Artie slowly moved the knife behind his back, as though Carmen and I wouldn’t notice he was still holding the thing.

Good move, Artie.

Sometimes I really love my job. Put them under enough stress, and most people are endlessly entertaining.

Big sister returned ten seconds later, breathless. For the first few moments after she reentered the kitchen, she couldn’t make her mouth work. I had already started looking around for the basement stairs when she finally cried out, “I couldn’t find her. And the bathtub was dry.”

Carmen was halfway through the door. She demanded, “The basement stairs? Where are they?”

My cell phone rang. I should’ve been following after Carmen and grabbing my handgun in order to mount a search-and-rescue mission to the basement, but I grabbed the phone instead.

The caller ID? I held it at full arm’s length from my aging eyes. What did it read?

To Carmen, I said, “It’s Gibbs.”

Carmen instantly recognized the possible implications. She stopped in her tracks and stared at me. Her big gun dropped from the ready position until it was pointing vaguely at my feet.

Artie’s wife asked, “Who is Gibbs?”

“Yeah,” I said into the phone.

“He’s here, Sam! Sterling is here. Oh my God. Oh my God. Help me!” Gibbs was frantic.

I pulled the phone away from my ear, covered the microphone, and said to Carmen. “Sterling’s in Vail.”

Artie’s wife asked, “Who is Sterling?”

Carmen said, “So where’s Holly?”

The big sister said, “She didn’t take a bath. The tub’s dry.”

I lifted the phone back beside my ear just in time to hear Gibbs’s frenetic whisper, “Help me!”

SIXTY-FIVE

ALAN

The house was calm when I got home from the two-act farce I’d produced at my office.

The meeting with Jim Zebid had been brief and relatively cordial.
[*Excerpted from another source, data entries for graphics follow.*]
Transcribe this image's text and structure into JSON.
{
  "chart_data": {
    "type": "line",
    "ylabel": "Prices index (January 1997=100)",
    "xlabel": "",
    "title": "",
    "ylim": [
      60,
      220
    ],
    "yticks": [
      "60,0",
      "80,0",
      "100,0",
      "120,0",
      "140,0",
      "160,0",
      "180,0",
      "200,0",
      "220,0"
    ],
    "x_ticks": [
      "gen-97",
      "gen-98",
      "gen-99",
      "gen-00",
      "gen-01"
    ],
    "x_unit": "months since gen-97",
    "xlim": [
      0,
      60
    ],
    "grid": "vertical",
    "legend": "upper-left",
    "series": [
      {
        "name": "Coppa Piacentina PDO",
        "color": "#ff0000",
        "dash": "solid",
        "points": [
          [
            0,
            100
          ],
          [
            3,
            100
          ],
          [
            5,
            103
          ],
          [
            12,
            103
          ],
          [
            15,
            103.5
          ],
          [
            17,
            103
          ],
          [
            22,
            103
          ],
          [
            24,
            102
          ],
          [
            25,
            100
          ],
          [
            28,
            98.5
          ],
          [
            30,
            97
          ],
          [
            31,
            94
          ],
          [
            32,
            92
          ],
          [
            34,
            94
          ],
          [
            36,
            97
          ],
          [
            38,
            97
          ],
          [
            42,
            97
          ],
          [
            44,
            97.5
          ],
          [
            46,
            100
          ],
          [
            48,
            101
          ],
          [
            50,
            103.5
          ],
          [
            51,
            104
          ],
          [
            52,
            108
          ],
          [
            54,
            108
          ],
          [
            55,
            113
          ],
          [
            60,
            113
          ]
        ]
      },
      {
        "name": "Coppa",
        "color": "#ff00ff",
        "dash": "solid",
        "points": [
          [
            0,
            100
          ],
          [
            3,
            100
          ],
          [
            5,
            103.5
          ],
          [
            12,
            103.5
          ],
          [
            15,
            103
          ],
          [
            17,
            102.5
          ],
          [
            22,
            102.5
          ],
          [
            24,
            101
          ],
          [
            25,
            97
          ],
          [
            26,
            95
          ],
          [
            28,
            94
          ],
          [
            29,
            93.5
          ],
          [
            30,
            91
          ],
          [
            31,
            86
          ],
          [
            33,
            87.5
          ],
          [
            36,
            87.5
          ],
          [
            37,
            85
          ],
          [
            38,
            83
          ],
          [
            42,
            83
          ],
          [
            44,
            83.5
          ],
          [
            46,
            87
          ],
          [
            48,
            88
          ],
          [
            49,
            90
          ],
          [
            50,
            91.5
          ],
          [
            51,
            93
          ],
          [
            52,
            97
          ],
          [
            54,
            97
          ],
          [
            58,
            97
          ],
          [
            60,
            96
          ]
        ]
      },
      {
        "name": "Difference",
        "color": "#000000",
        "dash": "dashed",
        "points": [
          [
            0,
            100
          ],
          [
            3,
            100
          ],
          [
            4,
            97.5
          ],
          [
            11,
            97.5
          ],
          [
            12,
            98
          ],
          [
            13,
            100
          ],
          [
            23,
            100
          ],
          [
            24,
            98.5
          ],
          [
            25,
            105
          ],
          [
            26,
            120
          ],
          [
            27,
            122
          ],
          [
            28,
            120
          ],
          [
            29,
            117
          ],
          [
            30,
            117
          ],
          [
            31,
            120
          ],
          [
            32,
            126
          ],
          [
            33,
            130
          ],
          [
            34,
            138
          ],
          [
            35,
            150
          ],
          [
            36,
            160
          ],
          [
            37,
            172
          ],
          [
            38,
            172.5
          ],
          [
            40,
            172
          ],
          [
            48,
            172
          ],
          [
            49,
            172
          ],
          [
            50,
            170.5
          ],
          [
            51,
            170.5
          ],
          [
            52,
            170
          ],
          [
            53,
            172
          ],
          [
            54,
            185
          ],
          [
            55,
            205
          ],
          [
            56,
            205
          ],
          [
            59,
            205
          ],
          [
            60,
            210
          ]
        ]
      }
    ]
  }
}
He seemed surprised by my revelation that some of the same lapses in confidentiality that had been plaguing my practice were also plaguing my partner’s practice next door. I went into a long explanation about the design of the soundproofing of the interior walls of the offices and why we had ruled out the possibility of eavesdroppers. I then revealed that my partner and I were planning to interview the couple who cleaned the offices for us the next day, and that we suspected that one or both of them may have found a way to get into our locked filing cabinets.